As a pricing professional, a big part of your job is to “bring the data.” It’s your role to provide the numbers that will not only guide pricing decisions, but often also guide the company.

The problem is that most executives are not great at drawing conclusions from data. To be a good CEO, you need to excel at seeing the big picture. And very few people who are big-picture thinkers are also excellent at making sense of minute details. If you present them with a column of numbers, they might not immediately understand what it means. Worse yet, they might draw exactly the wrong conclusions from those numbers.

To be clear, this does not mean your executive team is unintelligent or bad at their jobs. Just the opposite, in fact.

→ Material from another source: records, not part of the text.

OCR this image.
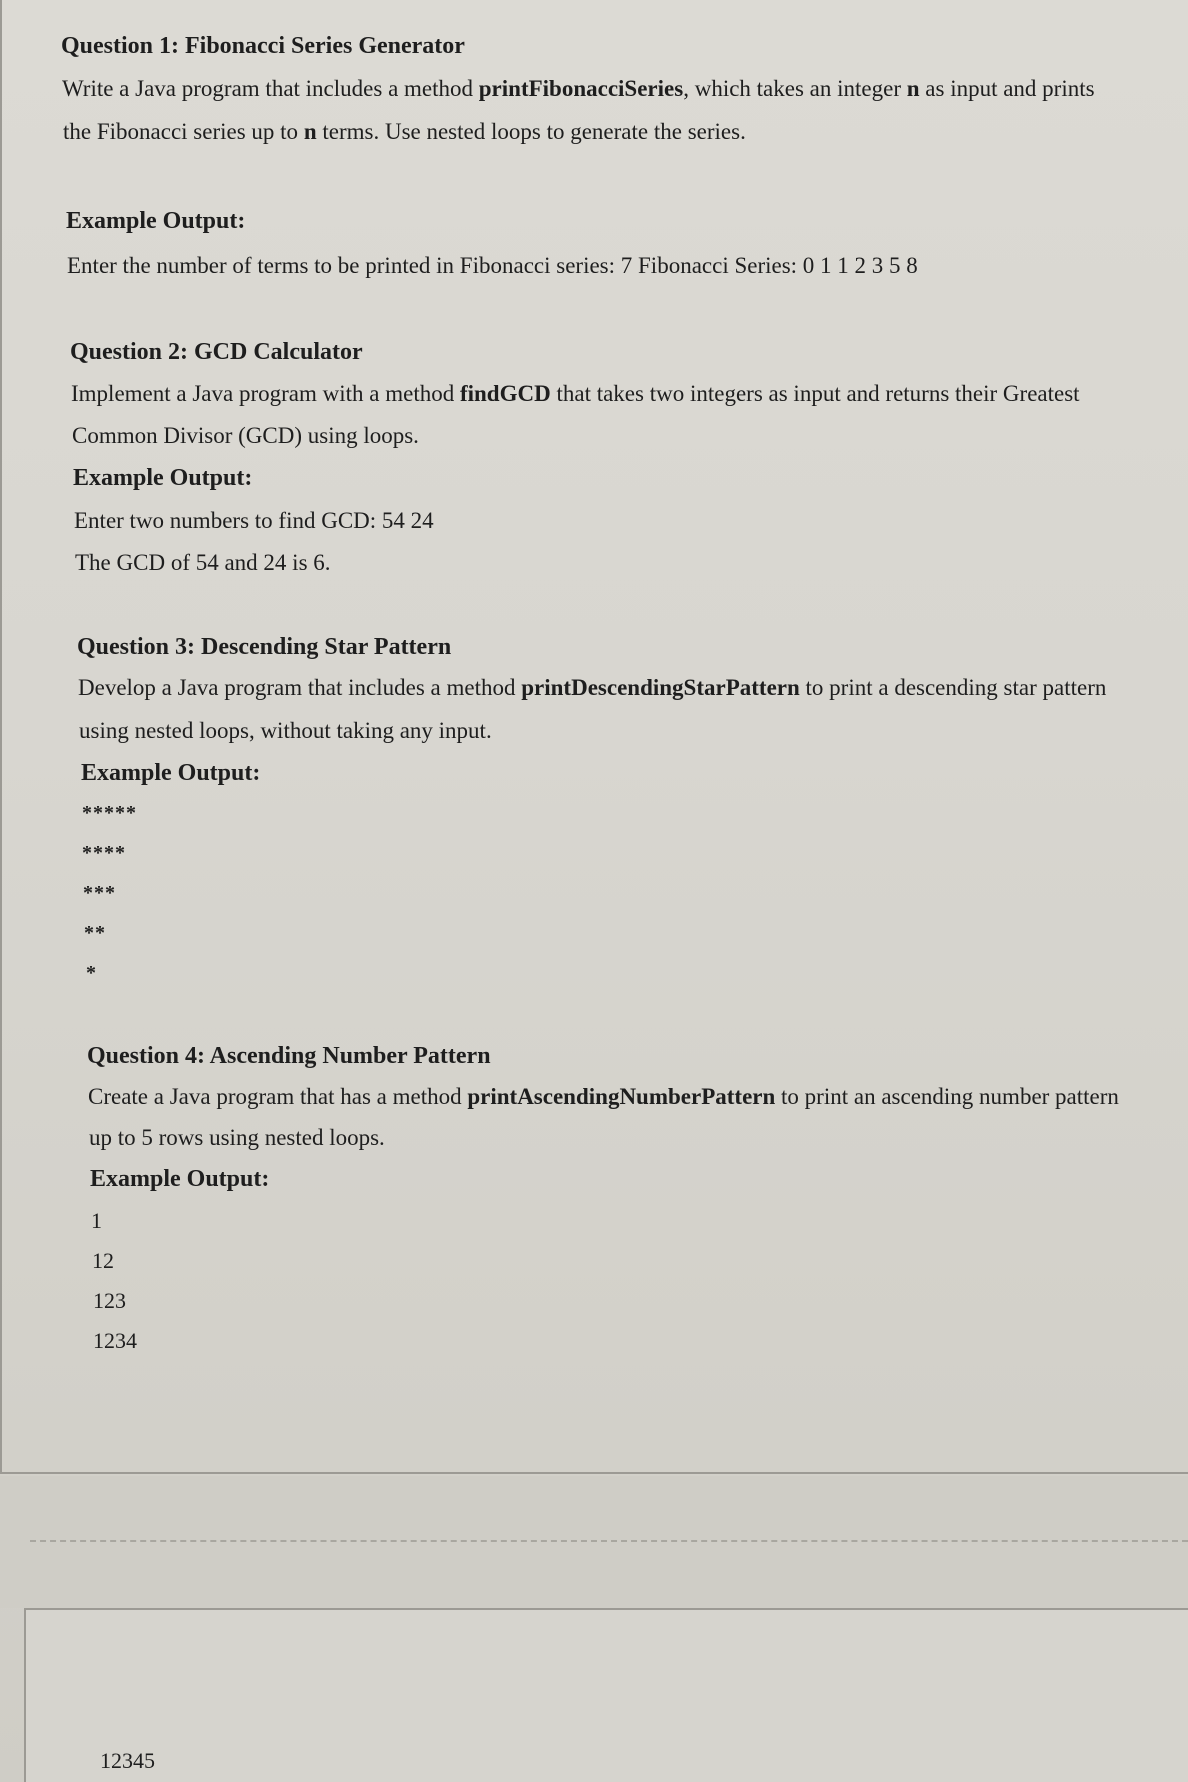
Question 1: Fibonacci Series Generator
Write a Java program that includes a method printFibonacciSeries, which takes an integer n as input and prints
the Fibonacci series up to n terms. Use nested loops to generate the series.
Example Output:
Enter the number of terms to be printed in Fibonacci series: 7 Fibonacci Series: 0 1 1 2 3 5 8
Question 2: GCD Calculator
Implement a Java program with a method findGCD that takes two integers as input and returns their Greatest
Common Divisor (GCD) using loops.
Example Output:
Enter two numbers to find GCD: 54 24
The GCD of 54 and 24 is 6.
Question 3: Descending Star Pattern
Develop a Java program that includes a method printDescendingStarPattern to print a descending star pattern
using nested loops, without taking any input.
Example Output:
*****
****
***
**
*
Question 4: Ascending Number Pattern
Create a Java program that has a method printAscendingNumberPattern to print an ascending number pattern
up to 5 rows using nested loops.
Example Output:
1
12
123
1234
12345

Most of the very successful people in upper management have learned to deliberately focus on a few things and intentionally not pay attention to things that aren’t part of their jobs. And that includes the data analysis skills that are part of your job.

Unfortunately, that leaves you with a challenge. You need to present data to a group of people who aren’t very good at analyzing data. And this particular group is unlikely to admit that they aren’t good at analyzing data (or to look at you favorably if you suggest they aren’t good at analyzing data).

So how do you solve this dilemma? Here are three tips:

  1. Work to deliver the data they need—not just what they want. If you ask your decision-makers what data they want, they will likely ask for current statistics that already exist in a table somewhere. But this probably isn’t the most valuable data for them to see. Instead of today’s data, they need to know tomorrow’s data—that is, where the trend lines are headed. Instead of raw numbers, they need an analysis that highlights outliers and potential problems. Yes, you should give them what they ask for, but you should also give them what they really need to see.
  2. Strive to make your data a no-brainer for others to interpret. Remember that truism about a picture being worth a thousand words. It goes double for data. A good chart or graph with a trend line will make your case much better than any column of numbers ever could. And use color to make things obvious—like red for bad news and green for good news. Also, before you present your data to those in charge, test your presentation by running it past someone else who isn’t a “numbers person.” If it seems too obvious to you, make it a little bit more obvious, and then you’ll have the presentation just about right.
  3. Go further than just the data—suggest priorities and potential next steps. Your management team probably won’t adopt your suggestions. But that’s okay! By suggesting next steps, you’ll get them debating the next steps, which is a whole lot better than having them debate your data. If they are debating the next steps, it means that they have accepted your data, which was your goal in the first place.

We expand on these points and offer a whole lot of related advice in the webinar on Delivering Data to Decision-Makers. And if this topic interests you, you should also check out The Fundamentals of Effective Pricing Analysis and Using Pricing Analysis to Drive More Growth.

Over time, presenting management with the right data in the right way will build your reputation as someone that they can trust. And become more data-driven will help your organization succeed, while going a long way toward helping you build a successful career.